ESİAD'dan yapılan yazılı açıklamada ise şu ifadeler yer aldı:
"Son yaşanan ekonomik gelişmeler göstermiştir ki; ekonomi yönetimimizin kararları Türk lirasındaki değer kaybını önlenemez boyutlara taşımıştır ve taşımaya devam etmektedir. Ülke içindeki tedarik, üretim, satış ve ödeme süreçlerinin tam anlamıyla tıkanması ve durması şeklinde ortaya çıkan sonuçlar, iş dünyasını çaresiz bırakmakta, ülkemizin ve iş dünyasının sermaye yönünden rekabet gücünü her geçen gün daha da zayıflatmaktadır.
Ekonomi modellerinde çok da karşılığı olmayan yaklaşımlarla para politikası karar alıcıları üzerinde dolaylı olarak yoğunlaşan yönlendirme ve siyasi baskılar, yükselen enflasyona rağmen Merkez Bankasının faiz kararlarında etkili olmayı sürdürmüştür.
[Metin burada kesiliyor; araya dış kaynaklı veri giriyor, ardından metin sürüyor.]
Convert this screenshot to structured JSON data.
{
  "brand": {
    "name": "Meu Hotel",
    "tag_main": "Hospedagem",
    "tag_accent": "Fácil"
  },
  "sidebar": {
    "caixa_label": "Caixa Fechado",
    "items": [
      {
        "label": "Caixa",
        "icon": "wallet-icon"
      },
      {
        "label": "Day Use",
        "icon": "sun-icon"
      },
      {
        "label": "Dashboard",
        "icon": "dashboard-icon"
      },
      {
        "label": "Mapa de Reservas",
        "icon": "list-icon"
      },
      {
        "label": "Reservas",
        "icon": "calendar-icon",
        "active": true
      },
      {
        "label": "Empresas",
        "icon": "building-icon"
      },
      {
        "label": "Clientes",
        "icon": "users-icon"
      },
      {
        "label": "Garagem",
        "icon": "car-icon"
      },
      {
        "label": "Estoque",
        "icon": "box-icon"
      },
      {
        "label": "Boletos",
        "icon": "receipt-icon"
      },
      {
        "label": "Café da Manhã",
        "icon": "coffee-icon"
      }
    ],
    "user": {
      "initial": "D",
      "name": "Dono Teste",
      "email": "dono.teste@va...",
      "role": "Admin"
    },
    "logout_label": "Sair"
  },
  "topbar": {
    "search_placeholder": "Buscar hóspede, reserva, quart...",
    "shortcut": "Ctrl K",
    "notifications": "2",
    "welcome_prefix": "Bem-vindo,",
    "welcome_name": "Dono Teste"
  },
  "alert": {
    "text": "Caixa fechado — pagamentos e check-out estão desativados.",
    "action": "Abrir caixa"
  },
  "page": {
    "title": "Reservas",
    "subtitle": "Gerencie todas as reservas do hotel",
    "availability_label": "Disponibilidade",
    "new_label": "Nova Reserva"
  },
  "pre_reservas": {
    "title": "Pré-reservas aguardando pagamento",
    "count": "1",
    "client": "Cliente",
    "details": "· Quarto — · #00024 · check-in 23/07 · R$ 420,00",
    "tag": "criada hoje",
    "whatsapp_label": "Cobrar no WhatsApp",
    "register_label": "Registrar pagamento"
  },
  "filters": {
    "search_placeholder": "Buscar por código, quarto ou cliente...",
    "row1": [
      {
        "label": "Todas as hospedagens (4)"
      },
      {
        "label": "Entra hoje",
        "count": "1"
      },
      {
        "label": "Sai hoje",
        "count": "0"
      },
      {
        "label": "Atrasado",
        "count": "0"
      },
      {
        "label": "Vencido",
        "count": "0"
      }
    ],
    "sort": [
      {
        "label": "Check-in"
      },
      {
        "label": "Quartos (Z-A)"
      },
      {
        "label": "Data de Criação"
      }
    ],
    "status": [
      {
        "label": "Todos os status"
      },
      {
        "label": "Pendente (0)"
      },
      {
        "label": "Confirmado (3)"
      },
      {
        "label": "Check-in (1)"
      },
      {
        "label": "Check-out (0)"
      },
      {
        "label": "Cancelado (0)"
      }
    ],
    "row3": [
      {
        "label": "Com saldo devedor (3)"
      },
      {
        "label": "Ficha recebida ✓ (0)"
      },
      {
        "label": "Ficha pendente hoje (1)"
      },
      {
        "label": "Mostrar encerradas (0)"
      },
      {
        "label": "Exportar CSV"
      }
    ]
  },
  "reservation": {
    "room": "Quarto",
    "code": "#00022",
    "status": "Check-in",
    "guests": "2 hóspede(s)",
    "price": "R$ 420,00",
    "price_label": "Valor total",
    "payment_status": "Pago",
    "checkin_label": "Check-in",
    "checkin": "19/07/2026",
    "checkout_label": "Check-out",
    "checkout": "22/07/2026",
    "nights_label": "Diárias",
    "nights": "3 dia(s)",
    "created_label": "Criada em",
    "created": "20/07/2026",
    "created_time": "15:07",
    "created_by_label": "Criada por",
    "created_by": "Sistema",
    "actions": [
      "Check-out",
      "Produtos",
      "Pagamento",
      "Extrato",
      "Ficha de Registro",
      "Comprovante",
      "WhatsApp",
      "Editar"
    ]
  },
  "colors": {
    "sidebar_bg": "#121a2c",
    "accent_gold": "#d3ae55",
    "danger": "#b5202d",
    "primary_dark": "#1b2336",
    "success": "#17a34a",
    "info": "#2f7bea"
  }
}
Merkez Bankası politika faizini Eylül ayında 100 baz puan, Ekim ayında 200 baz puan, Kasım ayında 100 baz puan, Aralık ayında ise 100 baz puan daha düşürmüştür.
Bu kararlar döviz kurunun giderek artan hızla yükselişini de beraberinde getirmiştir. İlk aşamada ihracat için olumlu bir tablo olarak algılansa da kur artışına bağlı bir ihracat artışının geçici olduğu, ihracat artarken ithalatta da artışın devam ettiği ve bu artışın üretimdeki hammadde ve ara mal ihtiyacından kaynaklandığı gerçeği iş dünyasını ve sanayiciyi giderek kaygan bir zemine sürüklemektedir.
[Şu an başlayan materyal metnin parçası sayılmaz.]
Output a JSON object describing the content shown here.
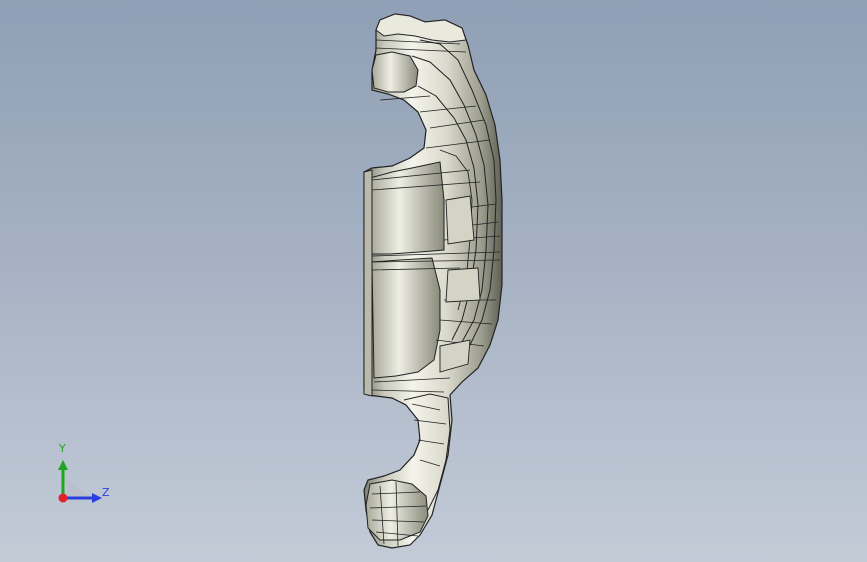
{
  "view": {
    "background_top": "#8f9fb5",
    "background_bottom": "#c3cbd7"
  },
  "model": {
    "name": "",
    "shading": "shaded-with-edges",
    "surface_color": "#d8d8cc",
    "edge_color": "#1a1a1a"
  },
  "triad": {
    "y_label": "Y",
    "z_label": "Z",
    "y_color": "#1fa51f",
    "z_color": "#2a3fe0",
    "x_color": "#e0232a"
  }
}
Döviz kurlarındaki artış üretim maliyetlerinde baskı yaratmakta, ÜFE ile TÜFE arasındaki makas açılmakta, enflasyon körüklenmektedir.
Merkez Bankasının faiz indirim kararının ardından negatif net rezervlere rağmen satım yönünde piyasaya yapmış olduğu son müdahalenin sonuçları istenilen şekilde netice vermemiş ve endişeyle izlenmiştir.
Bugün geldiğimiz noktada ülkemizde öncelikle kurumsal ve düzenleyici ortamın güçlendirilmesi ve öngörülebilirlik ve şeffaflığın sağlanması gerekmektedir. Ayrıca Devletimizin karar vericilerinin ivedilikle ekonomi bilimi ve uygulamalarına dayananan politikalara ve gerçekçi kararlara geri dönmeleri elzem görülmektedir.
ESİAD olarak, sadece sanayi ve iş dünyası bakımından değil, ülkemizin tüm kesimleri adına ülkemizin telafisi zor bir ortama daha fazla sürüklenmemesi için acil olarak gereken önlemlerin alınması çağrısında bulunuyoruz."